I found it all a bit contrived except that I know a bar owner who is just as blustery and fake and full of it as the Mike in the movie, so I know that such bars and such bar owners exist. And I know young yeshiva students facing arranged marriages who've probably been in a strip joint (more than) once or twice. So it all hangs together. The confluence of all the characters that meet and their seeming ability to relate to and communicate with each other....I don't know if these people would really get together, that they would have that much to say to each other, and that the outcome would be as dramatic as that portrayed. (But we have seen some pretty dramatic and unlikely things in New York, coming from people we have no real beef with, so you never know.)
I was curious about the prostitution angle, whether that was a focus of the movie or just part of the decor.
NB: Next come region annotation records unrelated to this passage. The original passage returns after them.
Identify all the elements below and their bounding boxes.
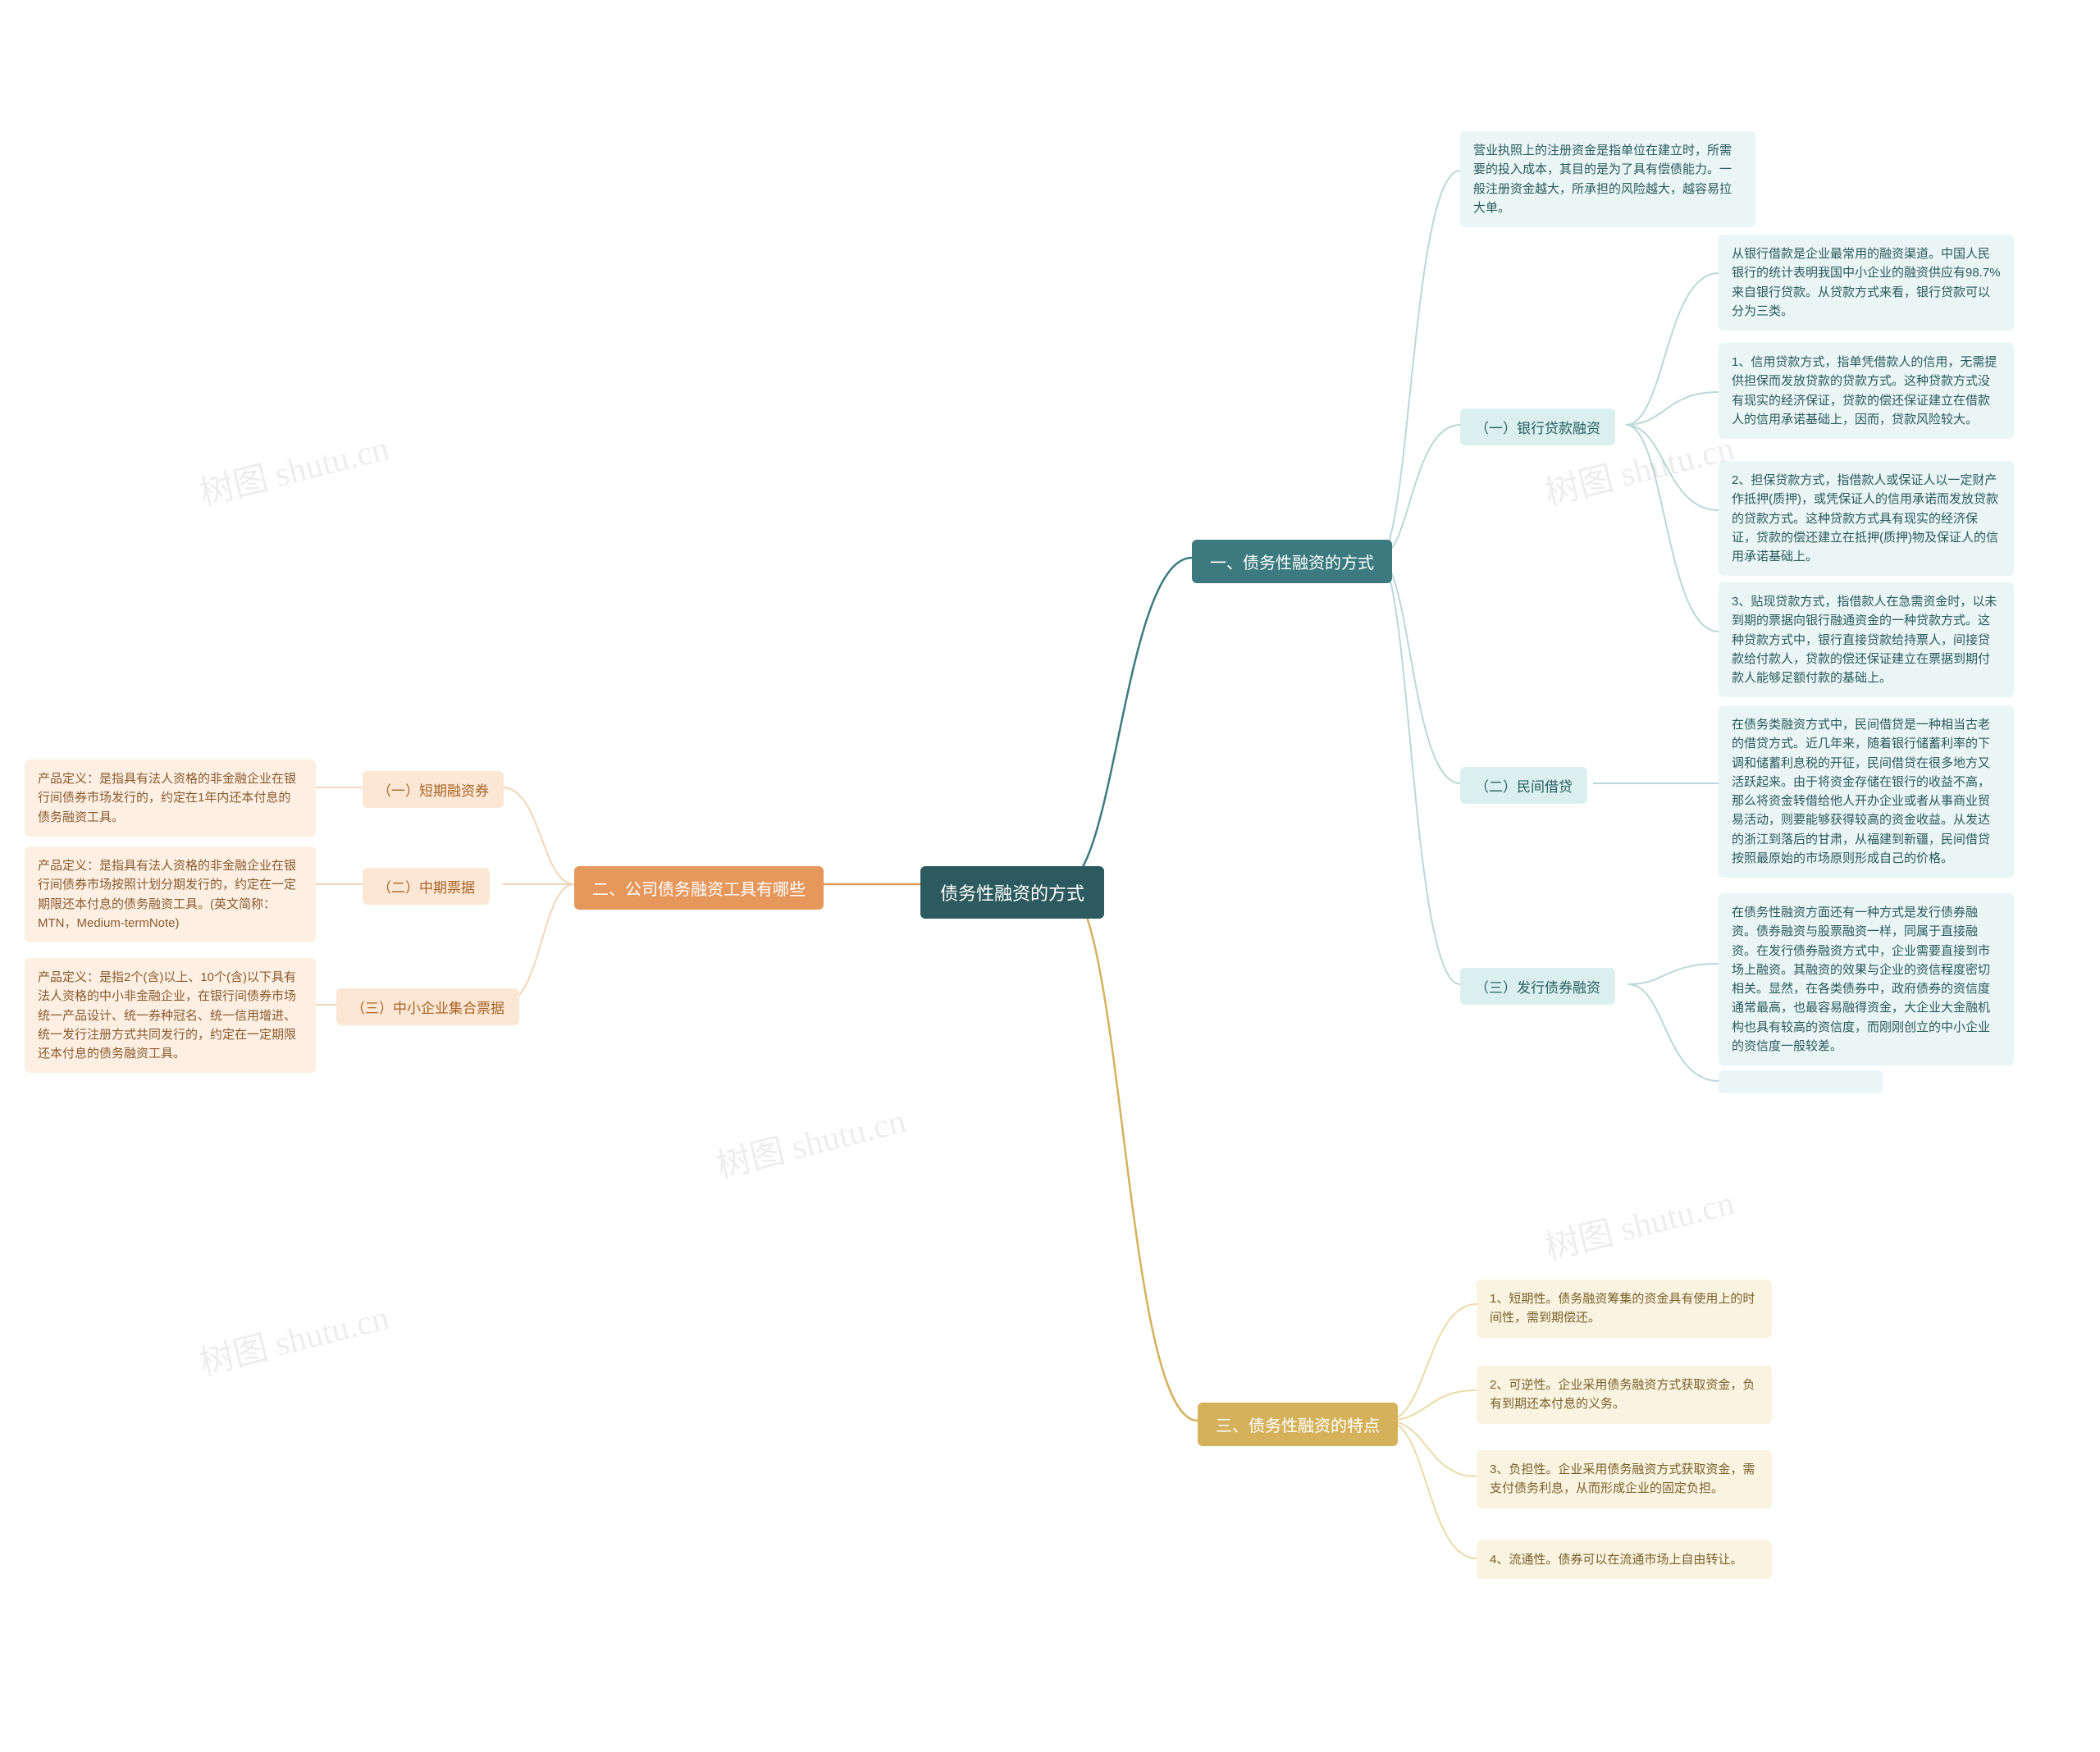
- branch-2-sub-2[interactable]: （二）中期票据: [363, 868, 490, 905]
- branch-3-leaf-1[interactable]: 2、可逆性。企业采用债务融资方式获取资金，负有到期还本付息的义务。: [1477, 1366, 1772, 1424]
- branch-2-sub-1-leaf[interactable]: 产品定义：是指具有法人资格的非金融企业在银行间债券市场发行的，约定在1年内还本付…: [25, 760, 316, 837]
- branch-3-leaf-0[interactable]: 1、短期性。债务融资筹集的资金具有使用上的时间性，需到期偿还。: [1477, 1280, 1772, 1338]
- branch-2[interactable]: 二、公司债务融资工具有哪些: [574, 866, 824, 910]
- branch-1-sub-3[interactable]: （三）发行债券融资: [1460, 968, 1615, 1005]
- branch-1-sub-2[interactable]: （二）民间借贷: [1460, 767, 1587, 804]
- branch-1[interactable]: 一、债务性融资的方式: [1192, 540, 1392, 583]
- branch-1-sub-3-leaf[interactable]: 在债务性融资方面还有一种方式是发行债券融资。债券融资与股票融资一样，同属于直接融…: [1719, 893, 2014, 1065]
- branch-3-leaf-3[interactable]: 4、流通性。债券可以在流通市场上自由转让。: [1477, 1540, 1772, 1579]
- branch-2-sub-1[interactable]: （一）短期融资券: [363, 771, 504, 808]
- branch-2-sub-2-leaf[interactable]: 产品定义：是指具有法人资格的非金融企业在银行间债券市场按照计划分期发行的，约定在…: [25, 846, 316, 942]
- branch-2-sub-3[interactable]: （三）中小企业集合票据: [336, 988, 519, 1025]
- branch-1-sub-3-empty: [1719, 1070, 1883, 1093]
- branch-1-intro[interactable]: 营业执照上的注册资金是指单位在建立时，所需要的投入成本，其目的是为了具有偿债能力…: [1460, 131, 1755, 227]
- branch-1-sub-1[interactable]: （一）银行贷款融资: [1460, 408, 1615, 445]
- watermark: 树图 shutu.cn: [710, 1093, 910, 1188]
- root-node[interactable]: 债务性融资的方式: [920, 866, 1104, 919]
- watermark: 树图 shutu.cn: [194, 420, 393, 515]
- branch-1-sub-1-leaf-2[interactable]: 2、担保贷款方式，指借款人或保证人以一定财产作抵押(质押)，或凭保证人的信用承诺…: [1719, 461, 2014, 576]
- branch-1-sub-1-leaf-0[interactable]: 从银行借款是企业最常用的融资渠道。中国人民银行的统计表明我国中小企业的融资供应有…: [1719, 235, 2014, 331]
- branch-1-sub-2-leaf[interactable]: 在债务类融资方式中，民间借贷是一种相当古老的借贷方式。近几年来，随着银行储蓄利率…: [1719, 705, 2014, 878]
- watermark: 树图 shutu.cn: [194, 1289, 393, 1385]
- branch-1-sub-1-leaf-3[interactable]: 3、贴现贷款方式，指借款人在急需资金时，以未到期的票据向银行融通资金的一种贷款方…: [1719, 582, 2014, 697]
- watermark: 树图 shutu.cn: [1539, 1175, 1738, 1270]
- branch-3-leaf-2[interactable]: 3、负担性。企业采用债务融资方式获取资金，需支付债务利息，从而形成企业的固定负担…: [1477, 1450, 1772, 1508]
- branch-2-sub-3-leaf[interactable]: 产品定义：是指2个(含)以上、10个(含)以下具有法人资格的中小非金融企业，在银…: [25, 958, 316, 1073]
- branch-1-sub-1-leaf-1[interactable]: 1、信用贷款方式，指单凭借款人的信用，无需提供担保而发放贷款的贷款方式。这种贷款…: [1719, 343, 2014, 439]
- mindmap-stage: 债务性融资的方式 一、债务性融资的方式 营业执照上的注册资金是指单位在建立时，所…: [0, 0, 2100, 1752]
- branch-3[interactable]: 三、债务性融资的特点: [1198, 1403, 1398, 1446]
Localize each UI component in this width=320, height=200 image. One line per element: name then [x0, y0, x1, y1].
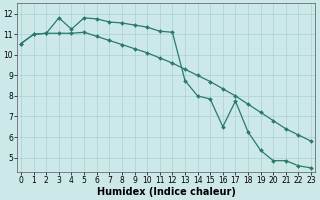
X-axis label: Humidex (Indice chaleur): Humidex (Indice chaleur): [97, 187, 236, 197]
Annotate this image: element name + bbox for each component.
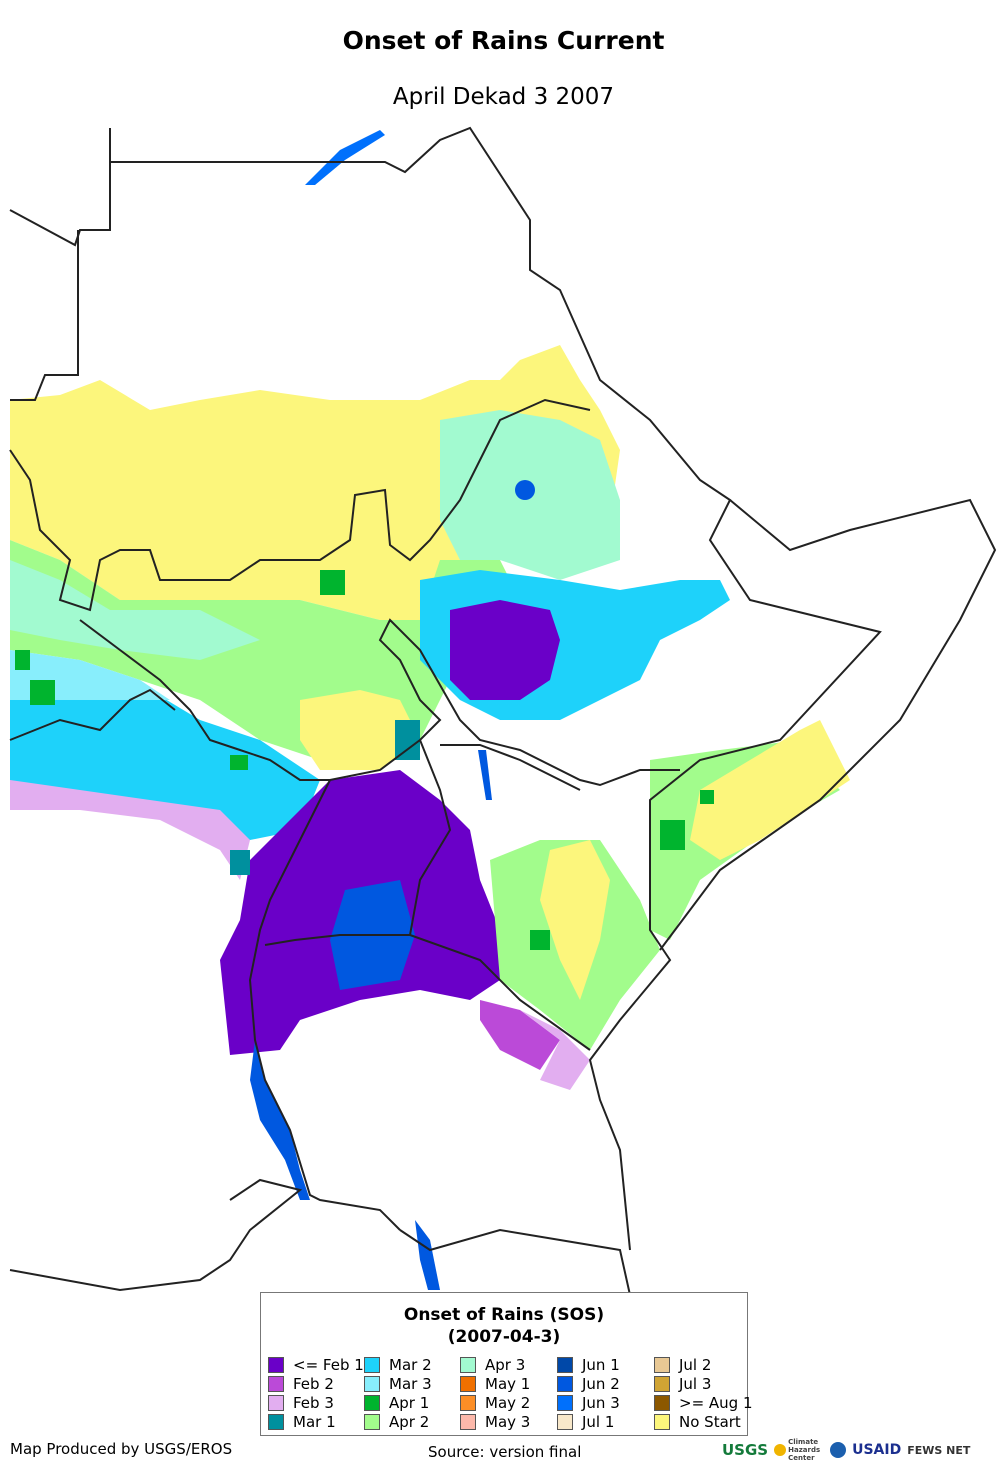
legend-swatch xyxy=(654,1375,670,1392)
region-feb2-tanzania-coast xyxy=(480,1000,560,1070)
map-title: Onset of Rains Current xyxy=(342,26,665,55)
legend-item: <= Feb 1 xyxy=(268,1355,364,1374)
legend-item: Jun 3 xyxy=(557,1393,654,1412)
legend-swatch xyxy=(654,1394,670,1411)
noaa-logo xyxy=(830,1442,847,1458)
legend-label: Feb 3 xyxy=(293,1393,334,1412)
legend-item: Apr 2 xyxy=(364,1412,460,1431)
legend-swatch xyxy=(268,1413,284,1430)
legend-label: <= Feb 1 xyxy=(293,1355,364,1374)
region-apr3 xyxy=(10,560,260,660)
legend-item: Apr 1 xyxy=(364,1393,460,1412)
legend-item: Feb 2 xyxy=(268,1374,364,1393)
legend-label: Mar 3 xyxy=(389,1374,432,1393)
legend-label: Mar 2 xyxy=(389,1355,432,1374)
lake-tana xyxy=(515,480,535,500)
usgs-logo: USGS xyxy=(722,1441,769,1459)
legend-swatch xyxy=(460,1356,476,1373)
legend-item: May 1 xyxy=(460,1374,557,1393)
data-source: Source: version final xyxy=(428,1443,582,1461)
red-sea-coast-water xyxy=(305,130,385,185)
legend-item: Apr 3 xyxy=(460,1355,557,1374)
legend-swatch xyxy=(268,1356,284,1373)
legend-swatch xyxy=(557,1356,573,1373)
legend-item: Mar 2 xyxy=(364,1355,460,1374)
region-feb3-tanzania-coast xyxy=(520,1010,590,1090)
legend-label: Jun 1 xyxy=(582,1355,620,1374)
legend-label: Apr 3 xyxy=(485,1355,526,1374)
onset-of-rains-map xyxy=(9,126,997,1296)
usaid-logo: USAID xyxy=(852,1442,902,1458)
legend-label: May 1 xyxy=(485,1374,531,1393)
legend-label: May 2 xyxy=(485,1393,531,1412)
map-subtitle: April Dekad 3 2007 xyxy=(392,84,615,110)
legend-swatch xyxy=(557,1394,573,1411)
legend-swatch xyxy=(460,1413,476,1430)
fewsnet-logo: FEWS NET xyxy=(907,1443,971,1457)
legend-label: No Start xyxy=(679,1412,741,1431)
legend-swatch xyxy=(460,1375,476,1392)
legend-swatch xyxy=(557,1413,573,1430)
region-mar1-patch xyxy=(230,720,420,875)
legend-item: Mar 3 xyxy=(364,1374,460,1393)
legend-item: Feb 3 xyxy=(268,1393,364,1412)
rain-onset-regions xyxy=(10,130,850,1290)
legend-item: Jun 2 xyxy=(557,1374,654,1393)
legend-item: Mar 1 xyxy=(268,1412,364,1431)
legend-label: Jun 2 xyxy=(582,1374,620,1393)
legend-label: May 3 xyxy=(485,1412,531,1431)
chc-logo: Climate Hazards Center xyxy=(774,1438,824,1462)
lake-tanganyika xyxy=(250,1040,310,1200)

The screening I was at was in a commercial theater in the East Village. Completely by chance, the cast, director and distributor were there, and the distributor organized a Q&A in the lobby of the theater. (Charming but desperate attempt to generate word-of-mouth for a film that was completed in 2000 but which couldn't be shown until now because of people's supposed "sensitivities"; apparently it got little to no play in Israel itself, though it was produced there.) And there were one or two stock Israeli viewer types in the small crowd that gathered, to object to the portrayal of Israel. But other than that a fairly tame Q&A. After the Q&A I asked the director what he thought about the prostitution situation in Jerusalem. He said, rather proudly, that Jerusalem was "the biggest whorehouse in the Middle East", but that the trade had declined with the decline in fortune of dot-com companies. (Hopefully not due to any decline in the fortunes of imdb.com!) Anyhoo, from his comment, I got the impression that the whole sex trade and human trafficking/slavery thing was not his issue. It was just a plot device. Which left me wondering what his main thrust was, because really, the whole thing seemed kind of muddled.
But if you don't have a bulletproof vest but still want to see what Israel looks like, this movie is a good place to start, so go see it!